Well it avoids any technical/hairsplitty nuance. It's intentionally vague, in a way that's actually very expressive. The base vocab is unique to the language ("evolved" that way), and the more nitpicky the words get, the more they resemble pidgin English/German/French/Spanish/Italian. Then it seemlessly fades into English/whatever for technical jargon. It's a sort of "intimate" language, meant for close personal relationships rather than to speak to millions of people.

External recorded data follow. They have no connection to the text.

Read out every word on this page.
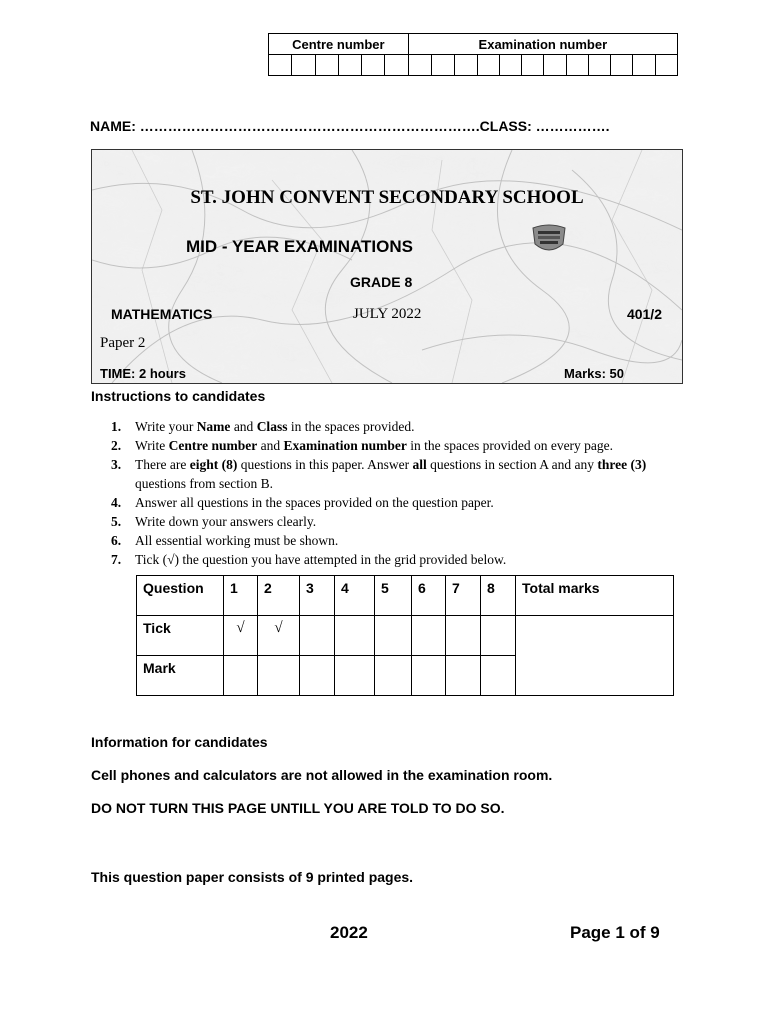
Centre number						Examination number											

NAME: ……………………………………………………………….CLASS: …………….
ST. JOHN CONVENT SECONDARY SCHOOL
MID - YEAR EXAMINATIONS
GRADE 8
MATHEMATICS	JULY 2022	401/2
Paper 2
TIME: 2 hours	Marks: 50
Instructions to candidates
1. Write your Name and Class in the spaces provided.
2. Write Centre number and Examination number in the spaces provided on every page.
3. There are eight (8) questions in this paper. Answer all questions in section A and any three (3) questions from section B.
4. Answer all questions in the spaces provided on the question paper.
5. Write down your answers clearly.
6. All essential working must be shown.
7. Tick (√) the question you have attempted in the grid provided below.
Question	1	2	3	4	5	6	7	8	Total marks

Tick	√	√							

Mark									

Information for candidates
Cell phones and calculators are not allowed in the examination room.
DO NOT TURN THIS PAGE UNTILL YOU ARE TOLD TO DO SO.
This question paper consists of 9 printed pages.
2022	Page 1 of 9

I had a sort of fantasy idea for the backstory, but I don't know if it's stupid or not. I had the idea of the original Atlantis population survived in some way, a few people maybe. They have bred among themselves and other populations, lived among us in obscurity, hiding in plain sight, for many many years. So this language is their sort of creole, developed as they had to assimilate and learn other languages. The language has become anglified for broad communication (through necessity), but the intimate aspects are still true to their original language.

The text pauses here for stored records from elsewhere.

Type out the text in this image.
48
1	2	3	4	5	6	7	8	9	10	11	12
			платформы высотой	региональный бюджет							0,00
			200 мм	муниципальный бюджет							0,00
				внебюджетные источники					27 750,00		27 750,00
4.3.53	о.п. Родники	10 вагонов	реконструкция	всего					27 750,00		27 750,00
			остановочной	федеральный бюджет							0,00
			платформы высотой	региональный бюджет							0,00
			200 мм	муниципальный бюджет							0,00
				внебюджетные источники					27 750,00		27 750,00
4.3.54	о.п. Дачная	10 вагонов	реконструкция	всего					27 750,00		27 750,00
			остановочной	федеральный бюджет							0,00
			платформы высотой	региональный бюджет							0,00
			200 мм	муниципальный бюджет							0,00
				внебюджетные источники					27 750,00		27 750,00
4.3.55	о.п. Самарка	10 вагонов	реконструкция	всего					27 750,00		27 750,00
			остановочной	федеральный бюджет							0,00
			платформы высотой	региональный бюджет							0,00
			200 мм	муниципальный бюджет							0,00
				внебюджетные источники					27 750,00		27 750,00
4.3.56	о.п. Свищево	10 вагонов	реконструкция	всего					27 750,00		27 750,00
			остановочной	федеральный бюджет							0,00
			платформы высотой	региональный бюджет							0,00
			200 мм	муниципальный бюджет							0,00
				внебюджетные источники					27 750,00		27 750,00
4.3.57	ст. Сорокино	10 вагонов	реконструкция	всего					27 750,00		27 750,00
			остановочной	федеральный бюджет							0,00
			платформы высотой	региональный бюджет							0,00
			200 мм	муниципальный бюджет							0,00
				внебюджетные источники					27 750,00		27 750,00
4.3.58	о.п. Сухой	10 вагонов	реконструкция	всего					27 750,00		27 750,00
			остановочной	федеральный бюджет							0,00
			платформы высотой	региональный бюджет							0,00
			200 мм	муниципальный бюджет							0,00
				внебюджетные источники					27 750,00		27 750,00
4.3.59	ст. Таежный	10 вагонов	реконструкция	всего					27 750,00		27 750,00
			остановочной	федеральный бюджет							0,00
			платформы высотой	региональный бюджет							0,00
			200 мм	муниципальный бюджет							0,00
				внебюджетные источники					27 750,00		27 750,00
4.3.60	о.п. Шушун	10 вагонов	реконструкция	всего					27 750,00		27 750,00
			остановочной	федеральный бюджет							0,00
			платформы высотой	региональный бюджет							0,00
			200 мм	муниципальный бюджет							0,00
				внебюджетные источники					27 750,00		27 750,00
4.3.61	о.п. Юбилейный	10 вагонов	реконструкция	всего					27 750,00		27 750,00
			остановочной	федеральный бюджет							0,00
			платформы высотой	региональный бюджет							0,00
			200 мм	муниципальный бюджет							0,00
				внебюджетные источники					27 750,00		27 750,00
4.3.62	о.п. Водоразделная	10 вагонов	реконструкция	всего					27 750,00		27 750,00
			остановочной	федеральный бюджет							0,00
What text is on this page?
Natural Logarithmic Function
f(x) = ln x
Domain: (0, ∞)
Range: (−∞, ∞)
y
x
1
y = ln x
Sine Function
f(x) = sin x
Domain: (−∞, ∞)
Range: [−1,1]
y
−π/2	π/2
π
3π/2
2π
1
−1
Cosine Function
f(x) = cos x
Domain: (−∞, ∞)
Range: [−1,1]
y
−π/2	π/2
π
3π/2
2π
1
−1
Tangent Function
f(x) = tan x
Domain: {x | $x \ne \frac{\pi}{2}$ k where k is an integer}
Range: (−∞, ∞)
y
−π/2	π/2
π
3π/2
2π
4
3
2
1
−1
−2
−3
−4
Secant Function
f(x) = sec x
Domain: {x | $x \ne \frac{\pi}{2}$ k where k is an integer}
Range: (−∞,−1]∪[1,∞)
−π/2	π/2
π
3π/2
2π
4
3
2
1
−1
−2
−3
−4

I'm not good at this stuff. Is that something of a starting point?
Edit: it's also very melodic, and not gutteral. It doesn't have the sounds th, j, r, sh, ks kh (like ch in loch), z, or ae as in cAt). So it sounds kinda like English, Latin, Esperanto, German, French, Italian, Spanish, Greek, Portuguese, Nordic, Irish, Russian, Japanese, Turkish... without really sounding like any of them.

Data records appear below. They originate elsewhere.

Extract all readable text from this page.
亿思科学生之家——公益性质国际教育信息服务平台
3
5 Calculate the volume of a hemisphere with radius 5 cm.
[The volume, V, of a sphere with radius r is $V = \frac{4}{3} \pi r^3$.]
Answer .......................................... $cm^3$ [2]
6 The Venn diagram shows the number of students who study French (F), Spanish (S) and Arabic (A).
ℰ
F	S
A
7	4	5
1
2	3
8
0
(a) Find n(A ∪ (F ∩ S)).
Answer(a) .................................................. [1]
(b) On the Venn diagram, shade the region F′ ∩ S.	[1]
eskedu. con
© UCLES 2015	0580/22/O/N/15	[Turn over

It's still a work in progress. I've got the phonology, most of the basic stock vocabulary, a number system, a list of rules... but it's far from complete. I made some simple sentences and recorded myself saying them, and it sounds a bit like Latin with slight flourishes of English, German, Nordic languages, Greek, Russian, Celtic, Japanese... In writing, it looks sort of like a Welsh Latin. Once I build more vocab and finalise the fiddly grammatical stuff, I can share a bit and explain it.